Run both scripts in order:
```bash
uv run setup.py
uv run my_agent.py
```
Expected output:
```text
Blocked: block-ssn-demo
```
## Examples:
Explore working examples for popular frameworks.
- [Customer Support Agent](examples/customer_support_agent/) - PII protection, prompt injection defense, and tool controls
- [Steer Action Demo](examples/steer_action_demo/) - observe, deny, and steer decisions in one workflow
- [LangChain](examples/langchain/) - protect a SQL agent from dangerous queries
- [CrewAI](examples/crewai/) - combine Agent Control with CrewAI guardrails
- [AWS Strands](examples/strands_agents/) - protect Strands workflows and tool calls
- [Google ADK Decorator](examples/google_adk_decorator/) - add controls with `@control()`
## How It Works

Agent Control evaluates agent inputs and outputs against controls you configure at runtime. That keeps guardrail logic out of prompt code and tool code, while still letting teams update protections centrally.

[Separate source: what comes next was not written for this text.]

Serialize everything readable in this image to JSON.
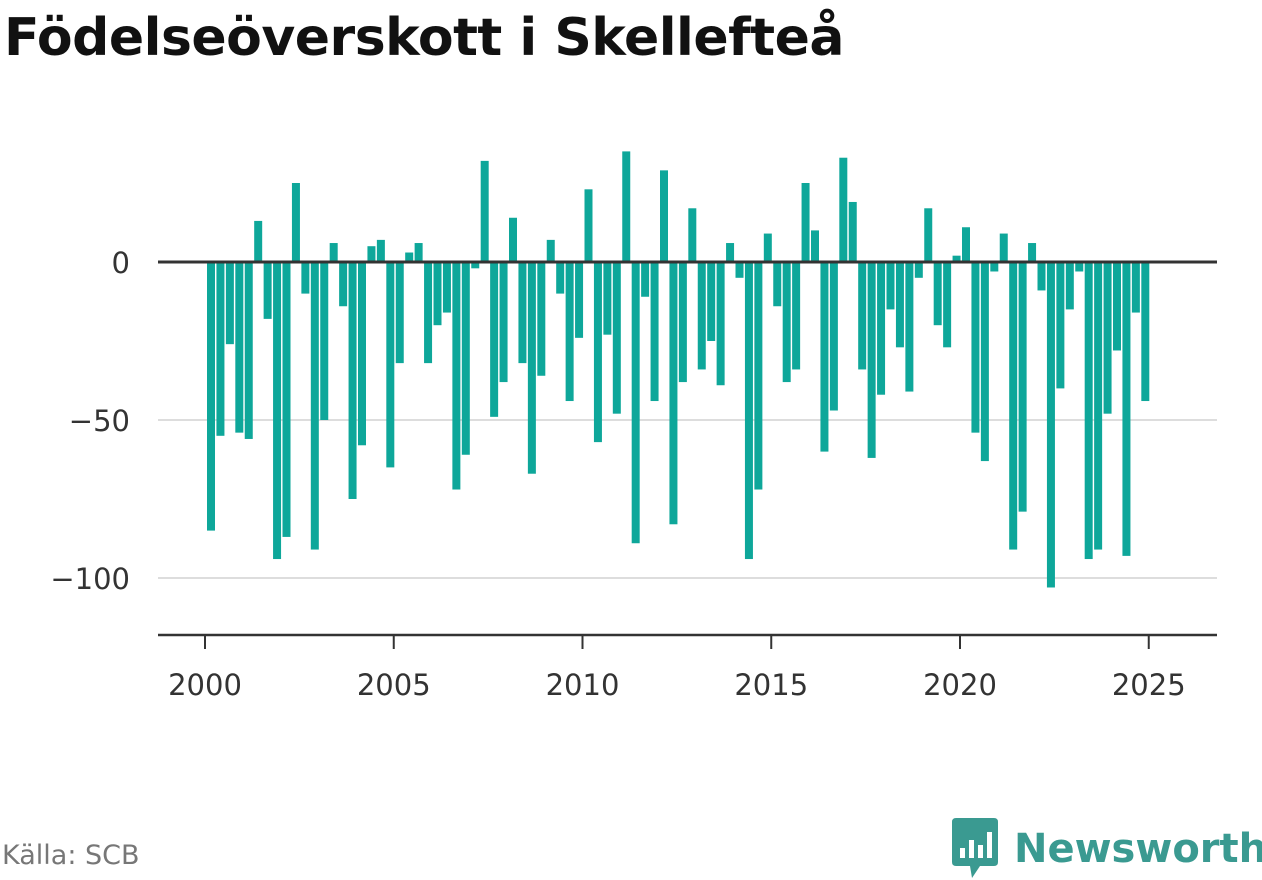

Read more about [Controls](https://docs.agentcontrol.dev/concepts/controls) and Learn how controls, selectors, and evaluators work
## Performance
| Endpoint | Scenario | RPS | p50 | p99 |
| ---------------- | ----------------------------- | ------- | -------- | -------- |
| Agent init | Agent with 3 tool steps | 509 | 19 ms | 54 ms |
| Evaluation | 1 control, 500-char content | 437 | 36 ms | 61 ms |
| Evaluation | 10 controls, 500-char content | 349 | 35 ms | 66 ms |
| Evaluation | 50 controls, 500-char content | 199 | 63 ms | 91 ms |
| Controls refresh | 5-50 controls per agent | 273-392 | 20-27 ms | 27-61 ms |
- Agent init handles create and update as an upsert.
- Local laptop benchmarks are directional, not production sizing guidance.
_Benchmarked on Apple M5 (16 GB RAM), Docker Compose (`postgres:16` + `agent-control`)._
## Contributing
See [CONTRIBUTING.md](CONTRIBUTING.md) for contribution guidelines, development workflow, and quality checks.
## License
Apache 2.0. See [LICENSE](LICENSE) for details.